Decision Report 201204873

  • Case ref:
    201204873
  • Date:
    March 2014
  • Body:
    Lanarkshire NHS Board
  • Sector:
    Health
  • Outcome:
    Upheld, recommendations
  • Subject:
    clinical treatment / diagnosis

Summary

Mr C's late mother (Mrs A), who suffered from dementia, was admitted to hospital with hip pain after a fall. X-rays suggested that she had fractured a bone in her pelvis. Healthcare professionals assessed her as having moderate cognitive impairment (a condition affecting the ability to think, concentrate, formulate ideas, reason and remember) and noted that she was confused and disorientated. Mrs A had a further fall some days later, when no injuries were noted. However, she then fell again several weeks later and fractured her left hip which was repaired in an operation. She fell again in early December 2012. Her medical records said she made no complaints of pain, and she was discharged to another hospital for rehabilitation shortly afterwards. Five days later, Mrs A was transferred back to the first hospital complaining of hip pain, and a fracture to her right hip was identified. Following surgery to repair the fracture, Mrs A died.

Mr C said that the family were very distressed that Mrs A suffered two fractures while in the care of the hospital and that the board failed to take reasonable steps to prevent her from falling. He was also concerned about the lack of documentation concerning Mrs A's fall in early December and said that the board failed to provide a reasonable standard of nursing and medical care after the falls. The medical records showed that Mrs A fractured her left hip following her third fall, and that a second hip fracture was diagnosed in mid-December 2012. Mr C, however, believed that the second fracture occurred during her fall in early December.

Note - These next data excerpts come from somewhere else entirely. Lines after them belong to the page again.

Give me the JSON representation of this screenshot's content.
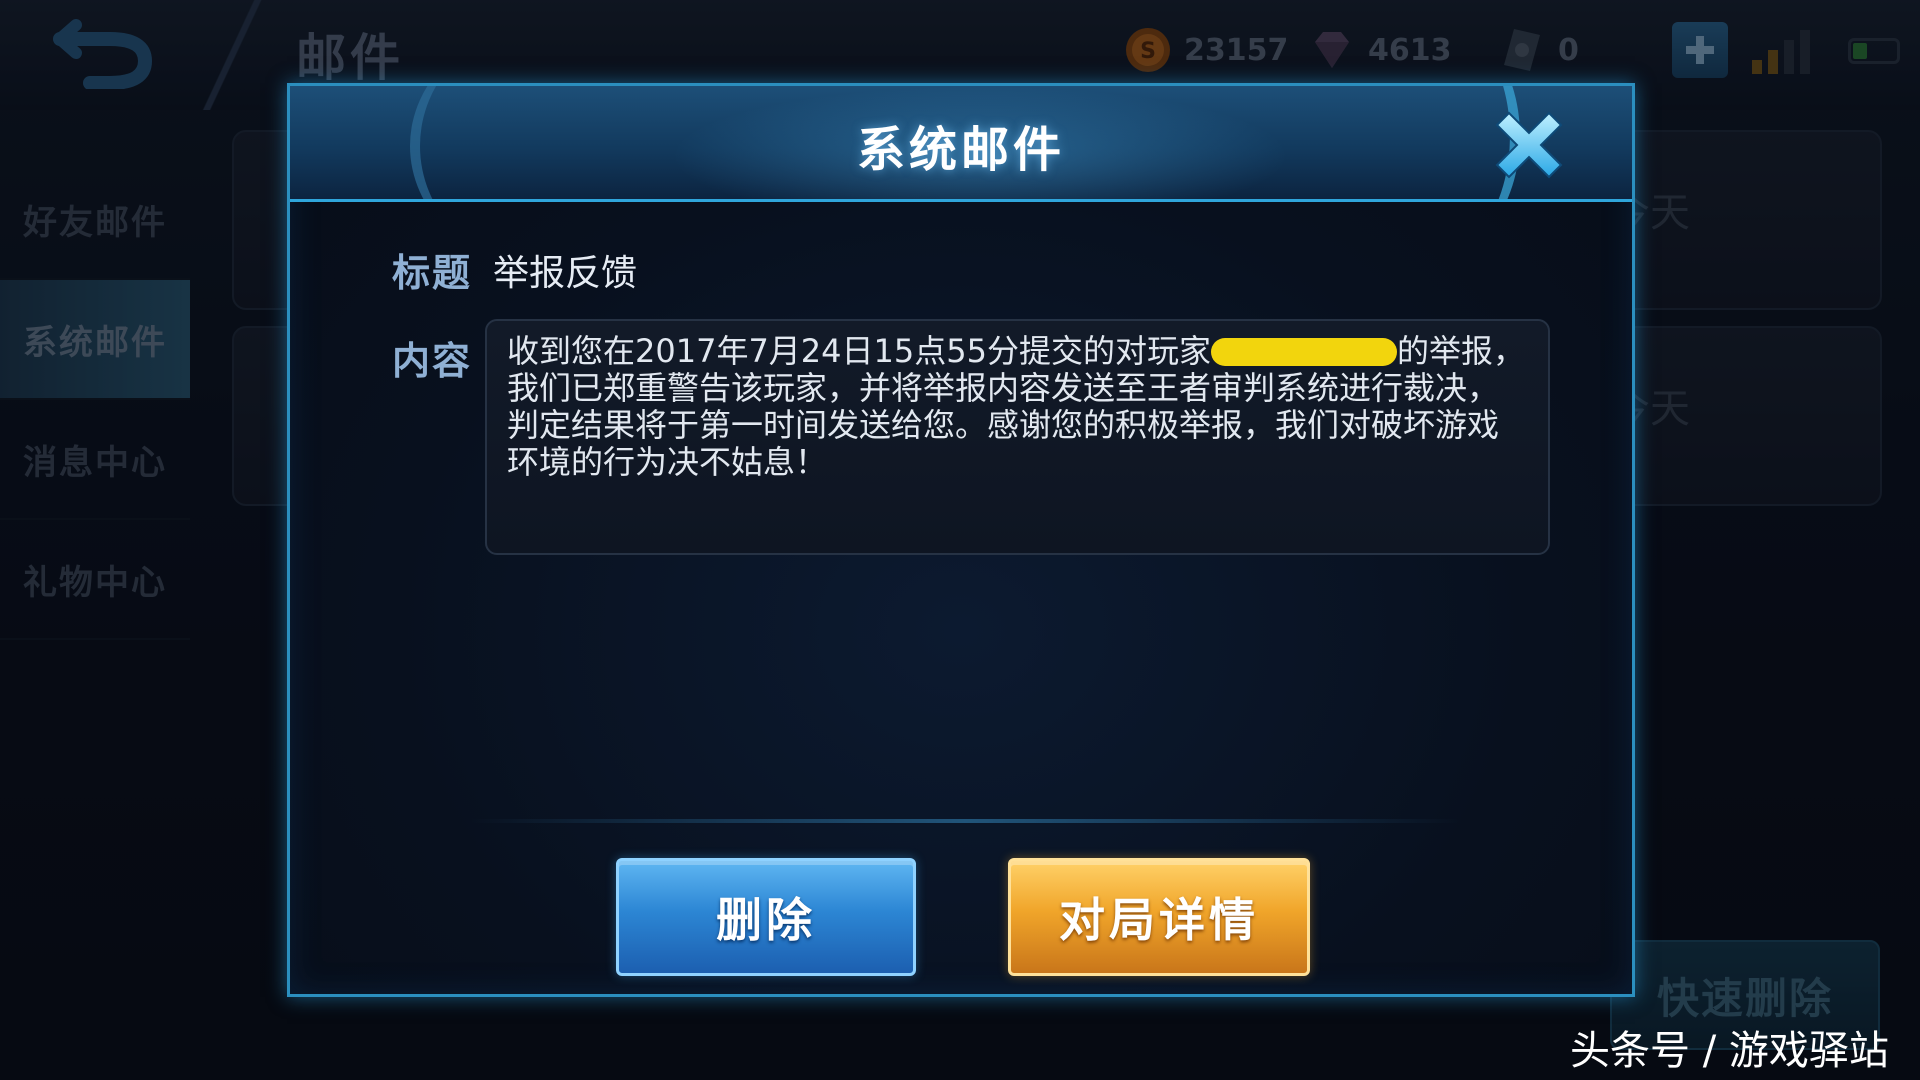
{
  "header": {
    "page_title": "邮件",
    "currencies": [
      {
        "icon": "gold-coin-icon",
        "value": "23157"
      },
      {
        "icon": "diamond-icon",
        "value": "4613"
      },
      {
        "icon": "voucher-icon",
        "value": "0"
      }
    ]
  },
  "sidebar": {
    "items": [
      {
        "label": "好友邮件",
        "active": false
      },
      {
        "label": "系统邮件",
        "active": true
      },
      {
        "label": "消息中心",
        "active": false
      },
      {
        "label": "礼物中心",
        "active": false
      }
    ]
  },
  "mail_list": {
    "items": [
      {
        "date": "今天"
      },
      {
        "date": "今天"
      }
    ],
    "quick_delete_label": "快速删除"
  },
  "modal": {
    "title": "系统邮件",
    "subject_label": "标题",
    "subject_value": "举报反馈",
    "content_label": "内容",
    "content_before_redaction": "收到您在2017年7月24日15点55分提交的对玩家",
    "content_after_redaction": "的举报，我们已郑重警告该玩家，并将举报内容发送至王者审判系统进行裁决，判定结果将于第一时间发送给您。感谢您的积极举报，我们对破坏游戏环境的行为决不姑息！",
    "delete_button": "删除",
    "details_button": "对局详情"
  },
  "watermark": "头条号 / 游戏驿站",
  "colors": {
    "modal_border": "#2b8fbf",
    "delete_button": "#2c86d4",
    "details_button": "#f0a52a",
    "redaction": "#f2d50d"
  }
}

We took independent advice on this complaint from one of our medical advisers. The adviser said that while there was clear evidence of risk assessment and planned interventions, these did not take account of Mrs A's cognitive impairment. Moreover, there was a lack of an overall score in the risk assessment tool used, which was significant as the score could have indicated the need to use falls prevention aids or to consult a falls specialist. The adviser also said that there was evidence of ineffective record-keeping of pain assessment, which was not suited to patients who were less able to report this themselves. In light of this, we were not satisfied by the entry in the medical records of early December that said that Mrs A was not in pain, particularly as we noted that Mrs A's sister, her main carer, had said that Mrs A was in more pain than usual on the evening of the fall. In the absence of records relating to Mrs A's admission to the second hospital and her return to the first hospital, however, we could not say definitively when Mrs A fractured her hip.

Having said that, we were extremely concerned about the board’s failure to properly assess Mrs A's levels of pain and the lack of evidence to show that Mrs A was checked by medical staff following her fall (including that there was no evidence of their findings). We were also concerned about a lack of nutritional screening and of effective use of the adults with incapacity legislation. The board acknowledged shortcomings in record-keeping, in particular following the fall in early December. They said they had raised this matter with the staff concerned and had apologised to Mr C for this. We found failures in record-keeping by nursing and medical staff in relation to all three falls. Given the risk this posed to Mrs A, we were very critical of these failures, particularly of those by medical staff. We upheld Mr C's complaints and made a number of recommendations.

Recommendations

We recommended that the board:

  • ensure the failures in record-keeping are raised with relevant staff;
  • ensure that the systems for transferring records from one care setting to another and for storing and retrieving medical records securely are robust;
  • review the falls assessment documentation and policy in light of our adviser's comments;
  • ensure that effective nutritional screening of all patients in the hospital takes place;
  • introduce a pain assessment tool appropriate for people with dementia;
  • ensure effective compliance with adults with incapacity legislation; and
  • apologise to Mr C for the failures identified.